In response to a column I wrote on preschool, a young mother called in tears to ask, "How should I teach my 3-year-old?" She had read so many articles hyping preschool that she was afraid she'd be cheating her daughter if she kept her at home.
Preschool enthusiasts, in an earnest desire to ensure that every child has love and education, have wildly oversold preschool's benefits. Drawing attention to the importance of early education is fine, but as Benjamin Franklin said, "If passion drives you, let reason hold the reins."

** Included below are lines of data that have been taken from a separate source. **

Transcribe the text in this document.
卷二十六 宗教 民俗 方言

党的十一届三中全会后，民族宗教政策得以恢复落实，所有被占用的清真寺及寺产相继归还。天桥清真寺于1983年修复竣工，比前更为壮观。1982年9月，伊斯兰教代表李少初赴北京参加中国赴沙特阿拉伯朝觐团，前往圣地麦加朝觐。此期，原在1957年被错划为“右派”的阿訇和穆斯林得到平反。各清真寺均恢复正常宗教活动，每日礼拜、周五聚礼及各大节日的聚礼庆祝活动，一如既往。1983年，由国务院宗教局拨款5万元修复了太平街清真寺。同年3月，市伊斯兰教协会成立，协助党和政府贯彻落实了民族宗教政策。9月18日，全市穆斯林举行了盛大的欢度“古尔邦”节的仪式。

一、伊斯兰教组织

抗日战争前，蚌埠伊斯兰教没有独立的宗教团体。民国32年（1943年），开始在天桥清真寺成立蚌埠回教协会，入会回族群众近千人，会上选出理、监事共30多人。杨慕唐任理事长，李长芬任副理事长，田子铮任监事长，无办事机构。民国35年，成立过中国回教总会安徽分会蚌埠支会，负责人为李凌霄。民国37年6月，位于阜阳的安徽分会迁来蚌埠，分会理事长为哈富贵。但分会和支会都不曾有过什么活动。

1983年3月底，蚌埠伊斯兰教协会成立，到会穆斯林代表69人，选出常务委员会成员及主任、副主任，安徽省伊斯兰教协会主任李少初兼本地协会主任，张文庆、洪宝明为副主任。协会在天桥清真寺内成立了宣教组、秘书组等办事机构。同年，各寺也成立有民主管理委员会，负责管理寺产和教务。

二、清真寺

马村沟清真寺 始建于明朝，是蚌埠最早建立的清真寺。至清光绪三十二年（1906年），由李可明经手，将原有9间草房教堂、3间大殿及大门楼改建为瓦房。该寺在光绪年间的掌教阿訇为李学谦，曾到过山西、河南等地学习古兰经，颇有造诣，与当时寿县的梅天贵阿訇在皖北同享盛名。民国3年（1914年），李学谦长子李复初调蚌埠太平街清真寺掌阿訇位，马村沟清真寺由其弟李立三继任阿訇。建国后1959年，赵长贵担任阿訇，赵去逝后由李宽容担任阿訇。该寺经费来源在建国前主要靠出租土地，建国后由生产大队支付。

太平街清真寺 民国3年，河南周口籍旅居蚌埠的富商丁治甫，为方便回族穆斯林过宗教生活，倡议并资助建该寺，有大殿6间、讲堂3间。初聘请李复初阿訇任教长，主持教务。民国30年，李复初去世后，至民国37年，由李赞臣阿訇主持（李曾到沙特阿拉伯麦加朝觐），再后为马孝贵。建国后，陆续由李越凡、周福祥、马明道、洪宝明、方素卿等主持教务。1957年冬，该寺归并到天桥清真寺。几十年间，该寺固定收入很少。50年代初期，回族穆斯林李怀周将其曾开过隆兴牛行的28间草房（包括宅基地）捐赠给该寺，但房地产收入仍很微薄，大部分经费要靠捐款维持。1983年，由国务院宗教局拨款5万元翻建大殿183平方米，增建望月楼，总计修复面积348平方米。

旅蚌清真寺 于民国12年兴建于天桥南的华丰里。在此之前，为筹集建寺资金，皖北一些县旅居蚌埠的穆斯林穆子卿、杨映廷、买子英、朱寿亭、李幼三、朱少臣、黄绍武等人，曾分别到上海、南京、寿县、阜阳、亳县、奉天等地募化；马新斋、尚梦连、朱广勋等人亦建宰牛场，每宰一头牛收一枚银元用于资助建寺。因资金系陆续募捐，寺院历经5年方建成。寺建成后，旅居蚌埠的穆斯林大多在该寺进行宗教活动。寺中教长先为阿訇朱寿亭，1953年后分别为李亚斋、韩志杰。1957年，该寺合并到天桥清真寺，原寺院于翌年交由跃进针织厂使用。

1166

Preparing a child for school requires what it always has, and it's neither fancy nor costly. It's what millions of parents do every day: talk, read, sing and play with their children. The most talked-about preschool programs are built on this basic foundation.
And it shows. Whether learning at home or in preschool, America's kids are first-rate.
Education Department data show most preschoolers enter school with the building blocks for achievement. A majority recognize numbers, letters and shapes. Nearly all are in good health, enthusiastic and creative, key precursors to achievement.
American youngsters are also competitive internationally. In England, France and Spain, 90% of 4-year-olds attend preschool. Yet American children outperform their European peers in reading, math and science. Unfortunately, by 12th grade, American students drop to a "D" on the international scale. Preschool will not solve this.
Improving achievement requires changing the education system, giving parents muscle through charter schools, grants and tax credits. When parents have options, schools either deliver a quality education or risk losing students to better schools.
Most studies report benefits from these programs. A recent Manhattan Institute study shows competition from vouchers dramatically raised achievement in Florida's failing schools. Likewise, new Goldwater Institute research shows that Arizona's charter- school students have higher achievement growth in math and reading.
Parents should get an "A" for a job well done with their preschoolers. The government-run education system, on the other hand, has significant room for improvement.
Darcy Olsen is president and CEO of the Goldwater Institute, a research and education non-profit based in Arizona.